The government agrees with the committee that the regulations should provide for the protection from fees for applications seeking to list orphan or low-volume products. The minister has released the draft regulations, and I understand that the period for consultation on the draft regulations will continue until 19 December. A number of drugs will be granted exemption from cost recovery fees. For example, TGA designated orphan drugs and drugs approved for temporary supply will attract automatic exemption. Medicines used in palliative care, medicines used to treat conditions common to Aboriginal and Torres Strait Islander populations and paediatric medicines will also be exempt. The draft regulations show that the department can waive fees where it is in the public interest and where the payment of a fee would result in the application not being financially viable.

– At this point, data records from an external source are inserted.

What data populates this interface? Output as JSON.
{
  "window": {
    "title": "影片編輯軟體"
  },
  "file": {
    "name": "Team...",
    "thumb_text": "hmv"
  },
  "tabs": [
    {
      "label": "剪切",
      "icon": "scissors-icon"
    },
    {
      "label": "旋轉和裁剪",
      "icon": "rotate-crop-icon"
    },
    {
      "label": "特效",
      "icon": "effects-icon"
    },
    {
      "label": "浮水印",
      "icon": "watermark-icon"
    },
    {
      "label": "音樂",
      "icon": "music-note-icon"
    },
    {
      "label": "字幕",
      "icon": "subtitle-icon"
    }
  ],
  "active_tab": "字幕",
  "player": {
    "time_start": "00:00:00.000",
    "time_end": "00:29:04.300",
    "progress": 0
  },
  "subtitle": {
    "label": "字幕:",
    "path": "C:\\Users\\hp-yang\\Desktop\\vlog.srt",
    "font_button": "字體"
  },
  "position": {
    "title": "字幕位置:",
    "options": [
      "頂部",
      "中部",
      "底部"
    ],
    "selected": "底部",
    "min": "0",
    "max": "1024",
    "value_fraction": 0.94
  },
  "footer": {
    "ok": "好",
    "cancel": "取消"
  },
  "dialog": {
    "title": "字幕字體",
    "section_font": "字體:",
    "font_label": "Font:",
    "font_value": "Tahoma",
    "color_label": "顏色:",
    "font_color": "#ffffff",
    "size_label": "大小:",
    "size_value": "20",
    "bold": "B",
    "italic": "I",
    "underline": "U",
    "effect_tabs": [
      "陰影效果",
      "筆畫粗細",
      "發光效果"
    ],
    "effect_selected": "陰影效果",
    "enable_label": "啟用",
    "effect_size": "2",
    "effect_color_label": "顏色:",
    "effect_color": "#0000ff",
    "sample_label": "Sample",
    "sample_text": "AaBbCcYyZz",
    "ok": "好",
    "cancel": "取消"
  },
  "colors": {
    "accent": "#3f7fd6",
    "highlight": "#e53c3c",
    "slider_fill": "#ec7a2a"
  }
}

The Productivity Commission has pointed out that, by ensuring that the pharmaceutical companies that are regulated bear the costs associated with making a submission, cost recovery under the PBS can promote economic efficiency and equity by promoting cost consciousness among agencies and users. Obviously, by passing on the cost burden in the majority of cases these measures also promote the longevity and sustainability of the PBS, which has served the Australian community for over 60 years. Therefore, under these measures Australian men, women and children will continue to enjoy affordable and timely access to a wide variety of medications. Indeed these measures will ensure that the PBS—which has become the keystone of the Australian health system—continues to promote, as far as possible, universal access to quality health care in terms of both products and services. The measures contained in this bill are in line with the Rudd Labor government’s broader commitment to improving access to affordable quality healthcare services in this country. The government introduced these measures in its May budget and their implementation has already had significant financial consequences. The opposition is being completely hypocritical by not supporting this bill. As I have said, I support the recommendations of the Senate community affairs committee majority report and hence the passage of the bill.